The last part of the impact cycle is improve. This involves giving feedback, direction, and actions for improvement. According to Lia (2016), “The challenge with teacher feedback has to do with who is giving it, how it is given, when it is given, and how the information is used” (para. 3). We want to make sure that feedback is given at a time and in a way that will be most impactful and well received. This will also be the reflection piece and will drive how to move forward in the cycle. Do you identify a new way to reach the same goal or identify a new goal or strategy to work on.

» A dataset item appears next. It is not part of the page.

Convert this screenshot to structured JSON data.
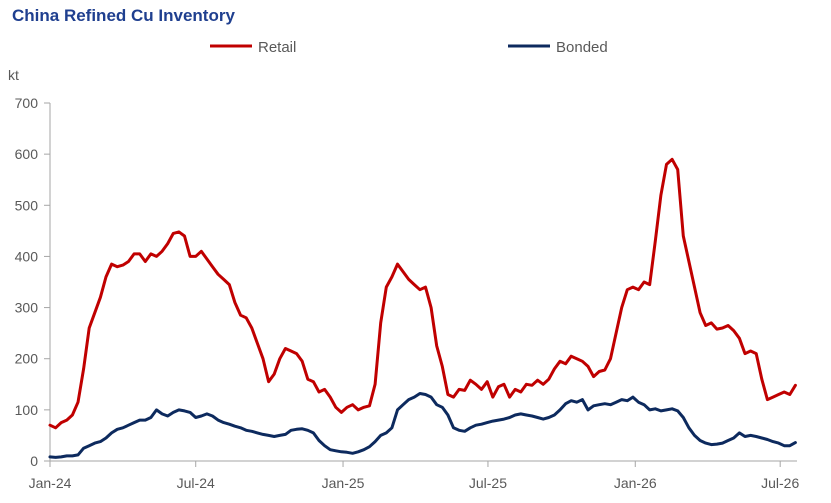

The impact cycle can be use to help coach teachers on using technology-based instructional strategies. To begin, the coach and teacher would need to decide together what technology-based strategies need to be implemented; whether that is using student engagement apps like Kahoot or using Flipgrid for student presentations. Whatever the strategy or tool may be, the next step would be for the teacher to learn more about it either from their coach or through professional development opportunities. Finally, the next step would be to improve by reflecting on how the tool or strategy worked. This would also involve feedback for the coach.

References

Knight, J. (2017). The Impact Cycle: What Instructional Coaches Should Do to Foster Powerful Improvements in Teaching (1st ed.). Corwin.

Lia, M. (2016). Using An Observation Coaching Checklist to Provide Feedback to Teachers. Journal of Catholic Education, 20 (1). http://dx.doi.org/10.15365/joce.2001152016

1 comment:

  1. Instructional coaches are paramount to the successful implementation of the latest digital technology in the classroom. With the ever changing world of instructional technology, it is difficult for teachers to keep up. Coaches can learn about new tools and share strategies for their implementation with teachers, either through modeling, one-on-one coaching, or co-teaching. "Instructional coaches model teaching strategies so that teachers will be able to implement them easily and effectively" (Knight, 2018, p. 117). This can be especially useful for teachers that are not comfortable with new technology. Coaches have the time to spend becoming knowledgeable about the latest instructional technology resources. "Coaches are required to learn new pedagogical and content-focused knowledge and skills to remain knowledgeable of the latest research regarding teaching practices" (Gallagher et al., 2024, p. 152). The role of the technology coach is extremely important and will continue to be as classrooms become more digitized.

    References
    Gallagher, T.L., Susin, C., & Grierson, A. (2024). Impactful digital
    technology coaches: Identifying their characteristics and
    competencies while delineating their role. Journal of Educational
    Research & Practice, 14(1), 151-171.

    Knight, J. (2018). The impact cycle: What instructional coaches
    should do to foster powerful improvements in teaching. Corwin.